Either way, the instructions boil down to: call scrutin -r plain (or -r junit:report.xml for structured output), trust the exit code, and respect the project's .scrutin/config.toml.

llms.txt

Scrutin publishes an llms.txt index at the documentation root following the llmstxt.org convention. Agents that crawl documentation can fetch it to land on the right pages (reporters, configuration, command-line reference, per-tool guides) without reading the whole site.

See the Reporters page for each reporter's full output and the Configuration reference for every tunable key.
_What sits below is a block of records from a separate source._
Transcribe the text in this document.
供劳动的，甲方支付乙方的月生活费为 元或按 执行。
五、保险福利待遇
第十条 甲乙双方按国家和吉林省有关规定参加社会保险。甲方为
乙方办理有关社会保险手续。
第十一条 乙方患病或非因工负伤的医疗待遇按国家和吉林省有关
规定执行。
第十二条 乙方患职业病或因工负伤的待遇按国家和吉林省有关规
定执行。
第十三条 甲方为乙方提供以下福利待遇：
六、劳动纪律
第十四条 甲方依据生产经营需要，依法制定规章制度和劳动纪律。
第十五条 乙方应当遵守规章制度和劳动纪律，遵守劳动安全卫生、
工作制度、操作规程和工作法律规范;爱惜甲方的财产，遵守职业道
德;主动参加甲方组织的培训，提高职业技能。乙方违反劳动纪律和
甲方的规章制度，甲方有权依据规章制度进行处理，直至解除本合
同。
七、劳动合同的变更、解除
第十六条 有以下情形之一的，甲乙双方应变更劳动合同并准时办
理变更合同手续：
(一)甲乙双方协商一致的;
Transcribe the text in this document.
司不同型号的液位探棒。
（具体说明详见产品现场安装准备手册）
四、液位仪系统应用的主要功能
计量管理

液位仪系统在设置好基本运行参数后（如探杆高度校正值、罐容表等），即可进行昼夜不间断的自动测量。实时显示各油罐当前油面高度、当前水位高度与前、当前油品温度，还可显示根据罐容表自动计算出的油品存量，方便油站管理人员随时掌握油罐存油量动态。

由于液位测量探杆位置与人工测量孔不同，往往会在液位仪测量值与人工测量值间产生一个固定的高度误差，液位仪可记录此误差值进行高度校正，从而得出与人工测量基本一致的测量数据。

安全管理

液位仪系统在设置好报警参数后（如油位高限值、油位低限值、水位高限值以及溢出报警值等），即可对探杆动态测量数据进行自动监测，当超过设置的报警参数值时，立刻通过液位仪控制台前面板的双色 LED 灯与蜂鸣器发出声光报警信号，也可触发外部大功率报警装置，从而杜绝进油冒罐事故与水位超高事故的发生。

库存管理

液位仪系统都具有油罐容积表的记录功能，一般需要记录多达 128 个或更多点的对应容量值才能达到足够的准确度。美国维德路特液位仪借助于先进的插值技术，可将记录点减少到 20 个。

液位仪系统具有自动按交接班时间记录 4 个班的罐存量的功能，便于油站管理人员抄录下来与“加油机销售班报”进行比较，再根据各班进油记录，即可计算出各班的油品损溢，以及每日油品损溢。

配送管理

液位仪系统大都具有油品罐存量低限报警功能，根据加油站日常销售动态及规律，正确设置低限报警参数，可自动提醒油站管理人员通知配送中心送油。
What makes Scrutin LLM-friendly

  • Deterministic plain reporter (-r plain): compact, colorless, one line per file, failure blocks with source pointers, final tally.
  • Structured output on demand: -r junit:report.xml writes a machine-parseable JUnit XML sidecar; -r github emits GitHub Actions annotations; -r list enumerates files that would run without spawning any subprocess.
  • Exit code is the source of truth: 0 when every file passes, non-zero when any file fails.
  • No config environment variables: every persistent setting lives in .scrutin/config.toml. One-off overrides go through --set key=value (TOML-parsed). There are no hidden env vars to set or leak.
  • Preflight checks fail fast: missing tool binaries, empty suite roots, and import errors produce a single actionable message before any run starts, instead of hundreds of per-file errors.
  • Shipped Agent Skill: scrutin init skill writes a SKILL.md that teaches any compatible agent exactly when and how to invoke Scrutin.
  • llms.txt index: served at vincentarelbundock.github.io/scrutin/llms.txt for agents that crawl the documentation.
  • CLAUDE.md in the repo: contributors using Claude Code get architectural context automatically.